En complément, à lire/écouter/parcourir, un eTalk: Claire Clivaz, «Mais où est le corps? L’Homme augmenté comme lieu des Humanities Digitales», dans Philippe Bornet, Claire Clivaz, Nicole Durisch Gauthier et Étienne Honoré (éd.), L’Homme Augmenté, Lausanne: VITAL-DH/Swiss Institute of Bioinformatics, 2015, http://etalk2.vital-it.ch/?dir=Clivaz; 34min13

Vidéo de démonstration d’un eTalk (2min27).

«Il n’y a plus ni homme, ni femme» (1er s. ap. JC) : commémorer la fragilité du 1er juillet 1996

La date de 1981, je la connaissais bien : l’inscription dans la loi suisse de l’égalité entre hommes et femmes. Mais ce n’est qu’à l’occasion des manifestations prévues pour ce mardi 14 juin à l’Université de Lausanne que j’ai réalisé que cette loi n’était entrée en vigueur que 15 ans plus tard, le 1er juillet 1996. Cette toute petite vingtaine d’années me paraît aujourd’hui d’une fragilité déconcertante. Car rien ne semble acquis d’un rapport harmonieux entre les genres, quels qu’ils soient.

Domaine public; auteur: Mutxamel (wikicommons)
Domaine public; auteur: Mutxamel (wikicommons)

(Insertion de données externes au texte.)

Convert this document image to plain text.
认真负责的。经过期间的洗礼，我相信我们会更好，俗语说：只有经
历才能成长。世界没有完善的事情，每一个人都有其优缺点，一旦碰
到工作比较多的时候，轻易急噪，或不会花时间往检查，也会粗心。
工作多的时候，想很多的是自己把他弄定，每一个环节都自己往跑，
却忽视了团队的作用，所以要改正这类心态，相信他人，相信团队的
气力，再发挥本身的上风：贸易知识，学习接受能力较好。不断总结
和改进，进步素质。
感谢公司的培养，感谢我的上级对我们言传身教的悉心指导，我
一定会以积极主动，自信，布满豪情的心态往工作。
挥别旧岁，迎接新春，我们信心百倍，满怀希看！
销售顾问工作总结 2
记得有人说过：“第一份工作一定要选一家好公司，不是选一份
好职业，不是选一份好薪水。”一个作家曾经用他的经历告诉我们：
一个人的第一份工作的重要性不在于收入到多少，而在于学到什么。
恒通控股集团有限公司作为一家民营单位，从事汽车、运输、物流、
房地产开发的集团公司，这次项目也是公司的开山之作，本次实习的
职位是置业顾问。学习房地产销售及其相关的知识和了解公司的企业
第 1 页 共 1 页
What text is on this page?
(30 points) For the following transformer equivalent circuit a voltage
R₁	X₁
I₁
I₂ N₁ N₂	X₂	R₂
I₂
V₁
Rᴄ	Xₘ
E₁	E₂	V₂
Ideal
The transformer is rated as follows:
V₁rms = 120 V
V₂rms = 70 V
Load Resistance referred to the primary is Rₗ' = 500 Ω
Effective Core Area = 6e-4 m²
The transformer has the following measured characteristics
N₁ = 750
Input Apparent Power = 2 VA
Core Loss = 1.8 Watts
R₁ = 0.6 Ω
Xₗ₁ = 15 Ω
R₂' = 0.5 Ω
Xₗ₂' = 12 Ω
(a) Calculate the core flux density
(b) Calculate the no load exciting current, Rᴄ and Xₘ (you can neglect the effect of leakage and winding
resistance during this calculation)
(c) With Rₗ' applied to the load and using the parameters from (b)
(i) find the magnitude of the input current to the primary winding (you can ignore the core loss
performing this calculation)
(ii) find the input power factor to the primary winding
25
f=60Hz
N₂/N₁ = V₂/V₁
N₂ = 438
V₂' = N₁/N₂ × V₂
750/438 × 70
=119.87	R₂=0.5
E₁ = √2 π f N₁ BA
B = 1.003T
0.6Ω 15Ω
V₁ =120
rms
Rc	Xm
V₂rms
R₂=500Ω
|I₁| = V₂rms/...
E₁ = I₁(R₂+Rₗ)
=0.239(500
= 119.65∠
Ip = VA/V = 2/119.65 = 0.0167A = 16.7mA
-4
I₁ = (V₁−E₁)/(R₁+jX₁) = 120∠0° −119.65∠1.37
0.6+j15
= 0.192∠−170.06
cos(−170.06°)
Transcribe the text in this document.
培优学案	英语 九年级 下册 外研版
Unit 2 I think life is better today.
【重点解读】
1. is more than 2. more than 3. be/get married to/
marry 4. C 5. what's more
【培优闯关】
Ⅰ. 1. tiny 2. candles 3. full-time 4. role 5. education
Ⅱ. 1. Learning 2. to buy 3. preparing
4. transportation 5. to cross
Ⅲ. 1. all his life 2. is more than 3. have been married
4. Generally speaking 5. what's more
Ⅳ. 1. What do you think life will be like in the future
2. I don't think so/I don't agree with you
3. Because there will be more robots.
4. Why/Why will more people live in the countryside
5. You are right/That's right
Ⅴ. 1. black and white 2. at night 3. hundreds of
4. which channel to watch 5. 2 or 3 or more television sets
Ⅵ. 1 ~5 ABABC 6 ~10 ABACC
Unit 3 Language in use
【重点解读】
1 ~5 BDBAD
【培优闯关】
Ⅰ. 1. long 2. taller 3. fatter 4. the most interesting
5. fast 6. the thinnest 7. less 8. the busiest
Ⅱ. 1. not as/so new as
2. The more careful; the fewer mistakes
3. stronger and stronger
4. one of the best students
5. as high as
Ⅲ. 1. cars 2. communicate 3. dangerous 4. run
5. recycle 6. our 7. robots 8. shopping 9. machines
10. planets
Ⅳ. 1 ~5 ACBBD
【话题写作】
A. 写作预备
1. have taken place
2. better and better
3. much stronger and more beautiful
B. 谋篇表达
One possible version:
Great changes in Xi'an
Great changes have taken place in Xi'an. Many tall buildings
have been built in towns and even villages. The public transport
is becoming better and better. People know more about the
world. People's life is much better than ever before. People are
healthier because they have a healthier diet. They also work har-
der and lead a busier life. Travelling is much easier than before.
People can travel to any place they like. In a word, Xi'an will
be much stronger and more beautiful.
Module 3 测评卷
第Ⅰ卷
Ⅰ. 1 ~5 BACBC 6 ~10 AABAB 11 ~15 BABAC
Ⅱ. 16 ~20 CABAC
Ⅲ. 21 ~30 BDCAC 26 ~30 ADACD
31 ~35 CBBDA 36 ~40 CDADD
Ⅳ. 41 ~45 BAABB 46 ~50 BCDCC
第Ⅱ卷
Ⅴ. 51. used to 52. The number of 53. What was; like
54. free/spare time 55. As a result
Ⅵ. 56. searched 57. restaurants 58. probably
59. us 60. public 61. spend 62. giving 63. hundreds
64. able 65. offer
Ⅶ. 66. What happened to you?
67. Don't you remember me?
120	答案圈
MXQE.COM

L’impensable, en effet, se produit. On a appris le 5 juin dernier que le Synode luthérien de Lettonie avait décidé de mettre fin à l’ordination des femmes pasteurs, inaugurée dans cette Eglise en 1975. De fait, 30 Eglises luthériennes sur 145 ont aboli la possibilité d’ordonner des femmes pasteurs, apprend-t-on dans un article de Protestinter qui précise qu’à l’occasion de la discussion en Lettonie, des théologiennes ont «été violemment insultées par des pasteurs sur leur site web, si bien que les commentaires ont dû être désactivés». Du côté de Bâle, on a failli accepter qu’on ne serre plus la main d’une femme en raison de son genre. Et nous tremblons de la tuerie de ce week-end dans une discothèque gay d’Orlando sous revendication d’extrêmisme religieux. Oppression des femmes et des minorités sexuelles se nourrissent souvent des mêmes discours.

Et pourtant dans ma mémoire culturelle résonnent avec obstination ces mots bibliques, sous le style de l’apôtre Paul qui plus est: «en Christ, il n’y a plus ni homme, ni femme» (Lettres aux Galates 3,28). Des femmes courageuses s’inspireront de cette parole jusqu’au 4ème siècle pour former une église minoritaire avec des femmes prêtres et évêques, raconte – courroucé – le père de l’Eglise Epiphane (voir son ouvrage Panarion 2,1-3). Mais l’évêque luthérien de Lettonie avance en 2016 d’autres passages du même apôtre Paul pour interdire aux femmes la prise de parole ministérielle. Le religieux entretient de mémoire millénaire des relations bien souvent désolantes avec les questions de genre, encore que certaines avancées demeurent possibles, comme le rite pour couples partenariés voté à la quasi unanimité par le Synode de l’Eglise évangélique réformée vaudoise en 2012 et 2013.

Si tout est à repenser et à fonder sur de nouvelles bases dans les rapports de genre, c’est qu’il aura fallu deux générations pour prendre la pleine mesure des transformations provoquées par ce tournant décisif : l’invention de la pillule contraceptive dans les années 50. La possibilité de dissocier la sexualité de la procréation, et de pouvoir envisager la vie de couple sans enfants, redistribuent les cartes des rapports entre individus. Jusqu’à l’imposition individuelle qu’on commence enfin à discuter. L’heure est à l’alliance entre individus autonomes pour vivre le couple : c’est de là que pourra peut-être naître la complète mise en oeuvre de l’égalité. Ce n’est que depuis le 1er juillet 1996 que les filles naissent vraiment libres et autonomes dans notre pays, sans encore qu’on leur garantisse un salaire égal à conditions égales. Elève Helvétie, contrôle d’études genre 2016 : se donne de la peine et en a.